Earlier this week, Best Buy CEO Brian Dunn was quoted in The Wall Street Journal saying his company had seen iPad sales cannibalizing the traditional notebook market by as much as fifty percent.
However, TBR tempered its forecast by saying that most consumers will still own a PC over the next few years, but will increasingly leverage other devices, especially tablets, for portability and connectivity.
"Tablets will displace sales of consumers' secondary laptop PCs, while their primary PC will continue to maintain its role for tasks such as document creation, storing files and editing photographs," Ezra Gottheil, senior analyst at TBR, said in the report.
Though the report went on to say the tablet would establish itself in both consumer and business markets, Apple partners don't see cannibalization as a problem. In fact, they believe the iPad has helped revitalize a sluggish tablet market.
"As long as Apple continues to emphasize mobility, they tend to create new categories, to change the market," said Shane Spiess, president of Portland, Oregon-based Apple reseller MacForce. "No one cared about the tablet until the iPad came around."
Spiess acknowledged that some cannibalization may occur with low-end Macbooks, but added that "a lot of people we see buying the iPad already have Macbooks."
"The iPad will affect notebook sales, but not necessarily Apple notebook sales," said David Doyle, vice president of Vancouver-based Apple partner Simply Computing. "A lot of the people buying the iPad are first-time Mac users. I haven't seen a drop in Macbook sales and I don't see them ever replacing Macbooks."
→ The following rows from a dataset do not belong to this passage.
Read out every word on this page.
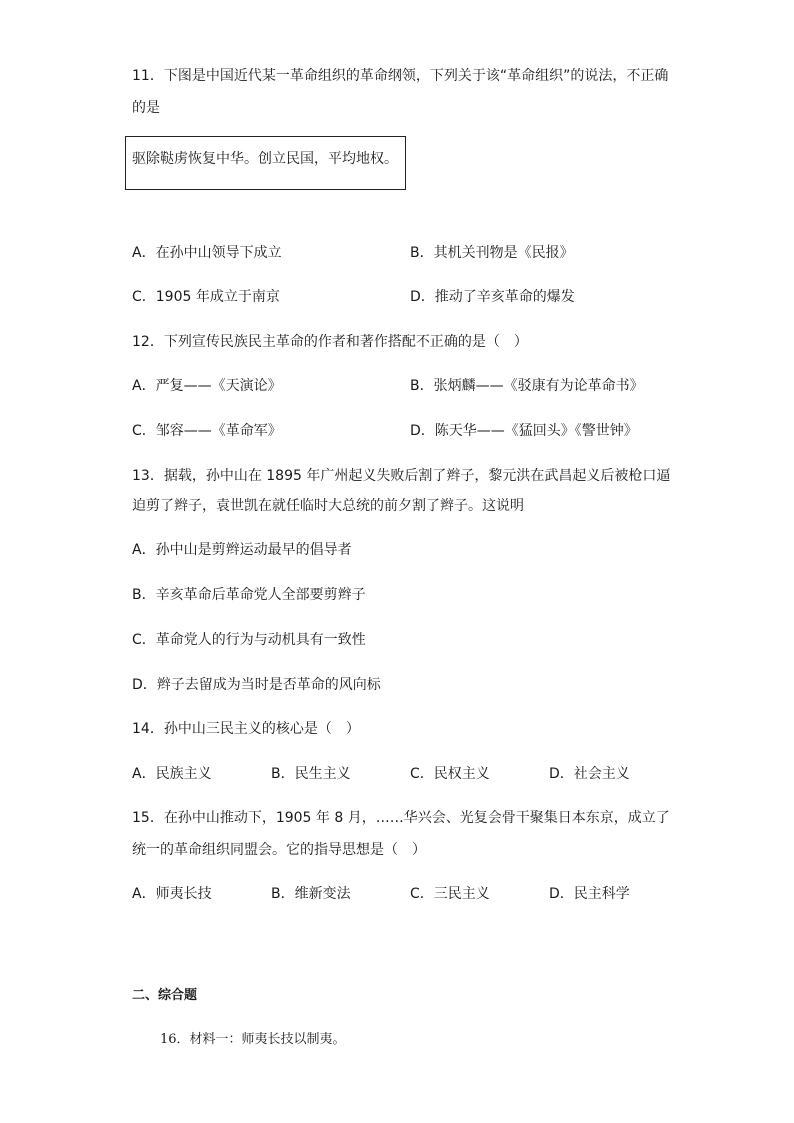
11．下图是中国近代某一革命组织的革命纲领，下列关于该“革命组织”的说法，不正确
的是
驱除鞑虏恢复中华。创立民国，平均地权。
A．在孙中山领导下成立	B．其机关刊物是《民报》
C．1905 年成立于南京	D．推动了辛亥革命的爆发
12．下列宣传民族民主革命的作者和著作搭配不正确的是（　）
A．严复——《天演论》	B．张炳麟——《驳康有为论革命书》
C．邹容——《革命军》	D．陈天华——《猛回头》《警世钟》
13．据载，孙中山在 1895 年广州起义失败后割了辫子，黎元洪在武昌起义后被枪口逼
迫剪了辫子，袁世凯在就任临时大总统的前夕割了辫子。这说明
A．孙中山是剪辫运动最早的倡导者
B．辛亥革命后革命党人全部要剪辫子
C．革命党人的行为与动机具有一致性
D．辫子去留成为当时是否革命的风向标
14．孙中山三民主义的核心是（　）
A．民族主义	B．民生主义	C．民权主义	D．社会主义
15．在孙中山推动下，1905 年 8 月，……华兴会、光复会骨干聚集日本东京，成立了
统一的革命组织同盟会。它的指导思想是（　）
A．师夷长技	B．维新变法	C．三民主义	D．民主科学
二、综合题
16．材料一：师夷长技以制夷。
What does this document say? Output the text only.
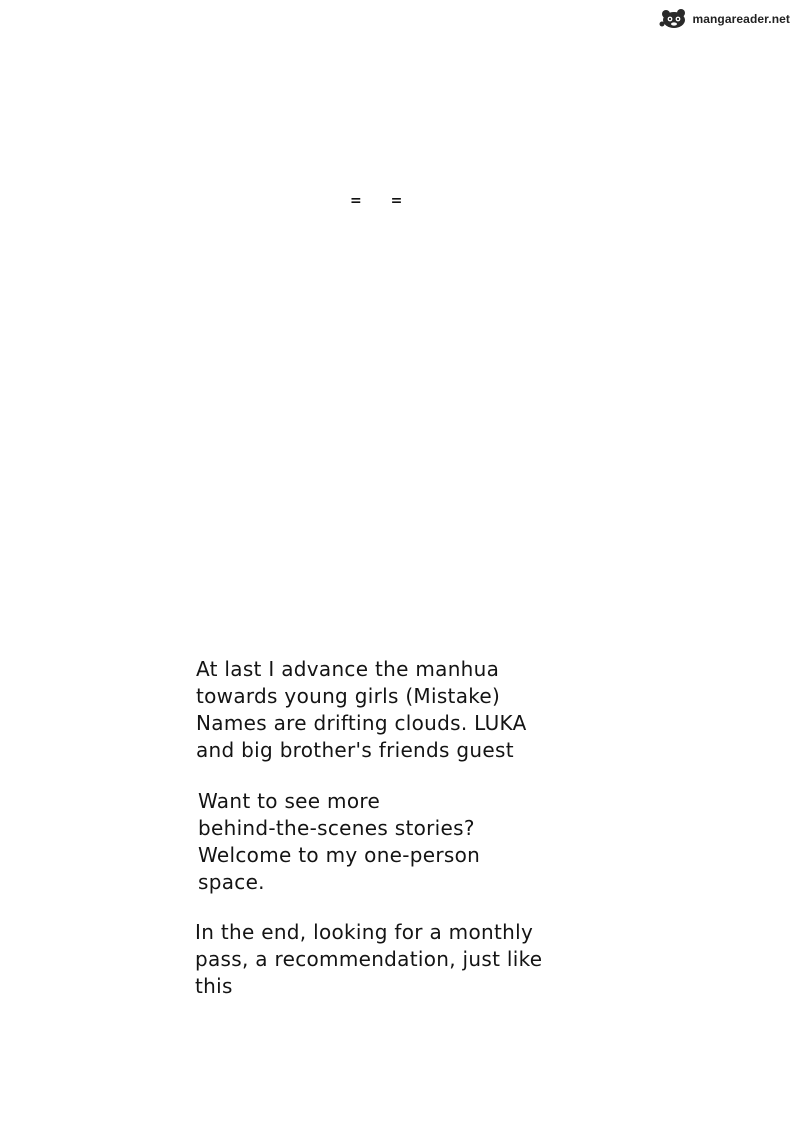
mangareader.net
= =
At last I advance the manhua
towards young girls (Mistake)
Names are drifting clouds. LUKA
and big brother's friends guest
Want to see more
behind-the-scenes stories?
Welcome to my one-person
space.
In the end, looking for a monthly
pass, a recommendation, just like
this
"The iPad is often positioned for work, as well as being a consumer device. Our point-of sales system runs on a PC server, which we can also run on the iPad," Doyle said.
"You can give the iPad to kids and not worry about them erasing your data," Doyle said, "but when I really need to sit down to work I want a real computer. It's like how the toaster will never replace the oven. Its not threatening because you still want comfort of use."